By The Respondents reporter
DAR ES SALAAM, February 23 – Tanzania’s Minister for Minerals, Anthony Mavunde praised a new partnership between CRDB and the Mining Commission, describing a special financial framework for small-scale miners as a transformative step in expanding access to capital across the sector.
Speaking at the launch of new banking services and the signing of a Memorandum of Understanding (MOU) at the Johari Rotana, Mavunde said the mining sector contributes about 10% to Tanzania’s gross domestic product and more than 56% of foreign exchange earnings, with annual mineral exports exceeding $5 billion.
“The mining sector is now an engine of our economy. What we are witnessing today is a bridge connecting the Government’s vision with financial capital from the banking sector,” Mavunde said. “This partnership directly touches small-scale miners and elevates them into the formal economy.”
He said that under President Samia Suluhu Hassan, the government had implemented policy and regulatory reforms aimed at ensuring broader Tanzanian participation in the mining industry, particularly among artisanal and small-scale miners.
He added that the government’s longer-term objective is to promote local mineral processing and value addition rather than relying on raw exports.
The new CRDB framework introduces an alternative collateral model that recognises mining-related assets as acceptable security for loans.
For the first time in Tanzania’s banking sector, valid mining licences, gold sales contracts and stored gold held at refining facilities can be used as collateral.
CRDB Group Chief Executive Officer Abdulmajid Nsekela said the initiative establishes a comprehensive financial system covering the entire mining value chain from extraction and processing to storage, transportation and trade in domestic and international markets.
“This structure acknowledges the realities of the mining sector.
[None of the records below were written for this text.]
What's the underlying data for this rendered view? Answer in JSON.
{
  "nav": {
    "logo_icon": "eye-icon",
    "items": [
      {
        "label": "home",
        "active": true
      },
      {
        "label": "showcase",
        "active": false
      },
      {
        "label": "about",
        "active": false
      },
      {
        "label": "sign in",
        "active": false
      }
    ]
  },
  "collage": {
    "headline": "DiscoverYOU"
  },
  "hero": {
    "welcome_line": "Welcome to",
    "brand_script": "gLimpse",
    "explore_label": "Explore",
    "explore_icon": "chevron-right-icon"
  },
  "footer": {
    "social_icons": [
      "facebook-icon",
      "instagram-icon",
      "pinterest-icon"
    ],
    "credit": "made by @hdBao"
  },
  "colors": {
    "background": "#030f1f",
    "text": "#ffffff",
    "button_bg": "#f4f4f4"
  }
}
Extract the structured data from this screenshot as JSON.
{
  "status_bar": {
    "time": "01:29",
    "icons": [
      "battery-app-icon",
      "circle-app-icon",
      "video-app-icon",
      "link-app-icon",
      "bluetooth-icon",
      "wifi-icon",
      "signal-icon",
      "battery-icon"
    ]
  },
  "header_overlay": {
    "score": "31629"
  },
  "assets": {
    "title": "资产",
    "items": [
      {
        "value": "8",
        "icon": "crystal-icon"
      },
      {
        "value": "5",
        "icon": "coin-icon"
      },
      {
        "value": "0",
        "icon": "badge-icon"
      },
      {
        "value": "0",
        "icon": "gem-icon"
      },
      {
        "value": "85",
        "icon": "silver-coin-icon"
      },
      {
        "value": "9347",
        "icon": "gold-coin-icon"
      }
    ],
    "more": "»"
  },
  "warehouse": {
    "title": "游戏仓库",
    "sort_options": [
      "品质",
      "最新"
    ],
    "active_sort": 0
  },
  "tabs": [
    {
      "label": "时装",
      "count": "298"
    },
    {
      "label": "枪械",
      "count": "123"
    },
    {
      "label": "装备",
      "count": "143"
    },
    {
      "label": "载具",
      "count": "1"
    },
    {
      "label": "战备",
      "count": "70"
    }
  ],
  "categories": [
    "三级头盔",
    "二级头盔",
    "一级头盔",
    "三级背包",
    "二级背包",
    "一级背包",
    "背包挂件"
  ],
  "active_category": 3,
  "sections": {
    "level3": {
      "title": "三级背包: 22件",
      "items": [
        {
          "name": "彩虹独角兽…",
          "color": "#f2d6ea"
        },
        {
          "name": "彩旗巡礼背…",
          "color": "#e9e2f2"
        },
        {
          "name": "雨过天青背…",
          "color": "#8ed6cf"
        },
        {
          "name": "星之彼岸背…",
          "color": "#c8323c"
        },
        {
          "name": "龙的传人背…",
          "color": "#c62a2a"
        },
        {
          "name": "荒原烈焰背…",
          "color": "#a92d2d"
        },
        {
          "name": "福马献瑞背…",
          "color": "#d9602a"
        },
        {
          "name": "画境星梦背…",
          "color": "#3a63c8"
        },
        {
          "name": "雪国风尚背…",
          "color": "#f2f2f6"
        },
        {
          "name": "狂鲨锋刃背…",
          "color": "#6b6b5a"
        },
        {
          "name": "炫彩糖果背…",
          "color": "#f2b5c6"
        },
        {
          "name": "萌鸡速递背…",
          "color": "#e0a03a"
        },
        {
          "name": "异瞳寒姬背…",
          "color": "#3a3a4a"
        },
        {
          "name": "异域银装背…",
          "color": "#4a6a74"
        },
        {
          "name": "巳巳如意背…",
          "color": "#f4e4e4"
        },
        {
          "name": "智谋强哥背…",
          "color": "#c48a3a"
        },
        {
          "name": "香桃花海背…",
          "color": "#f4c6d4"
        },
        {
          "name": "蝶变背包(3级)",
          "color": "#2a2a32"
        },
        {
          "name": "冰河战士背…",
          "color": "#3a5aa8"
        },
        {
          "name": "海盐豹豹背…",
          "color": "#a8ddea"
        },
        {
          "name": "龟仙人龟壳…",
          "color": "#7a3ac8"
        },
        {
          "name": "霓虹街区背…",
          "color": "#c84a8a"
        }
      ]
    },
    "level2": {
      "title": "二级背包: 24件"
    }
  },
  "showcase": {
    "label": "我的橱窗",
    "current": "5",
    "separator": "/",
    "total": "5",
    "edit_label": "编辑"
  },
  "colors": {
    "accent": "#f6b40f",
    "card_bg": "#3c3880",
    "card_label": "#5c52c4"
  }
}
We have accepted collateral derived directly from miners’ operations instead of unrelated assets,” Nsekela said, adding that the move would expand formal financing to thousands of small-scale miners previously excluded from the banking system.
The framework includes working capital loans, financing for modern equipment and machinery, gold-backed loans, insurance services through CRDB Insurance, and dedicated mineral and gold transaction accounts aimed at improving traceability and transparency.
CRDB Vice Chairperson of the Board, Dr. Donald Mmari, said the bank’s board had adopted strategic guidelines to ensure growth in the mining sector aligns with sustainability, accountability and inclusive development principles.
“We want to see small-scale miners graduate from traditional methods to improved technologies, access formal markets and participate in value addition. Growth must be sustainable and beneficial to communities,” Mmari said.
By the end of last year, CRDB had extended loans worth 186 billion Tanzanian shillings to the mining sector, including 136 billion shillings to large-scale miners and 50 billion shillings to small-scale operators.
John Bina, President of the Federation of Miners’ Associations of Tanzania (FEMATA), said the initiative offered renewed hope to small-scale miners who had struggled to secure financing due to the absence of acceptable collateral.
“Today marks the beginning of a new era. Small-scale miners have been recognised as legitimate development partners,” Bina said.
Officials said the MOU between CRDB Bank and the Mining Commission is expected to accelerate formalisation of artisanal miners, expand access to affordable capital, create jobs for youth and women in mining communities, and increase government revenues through enhanced transaction transparency and digital monitoring systems.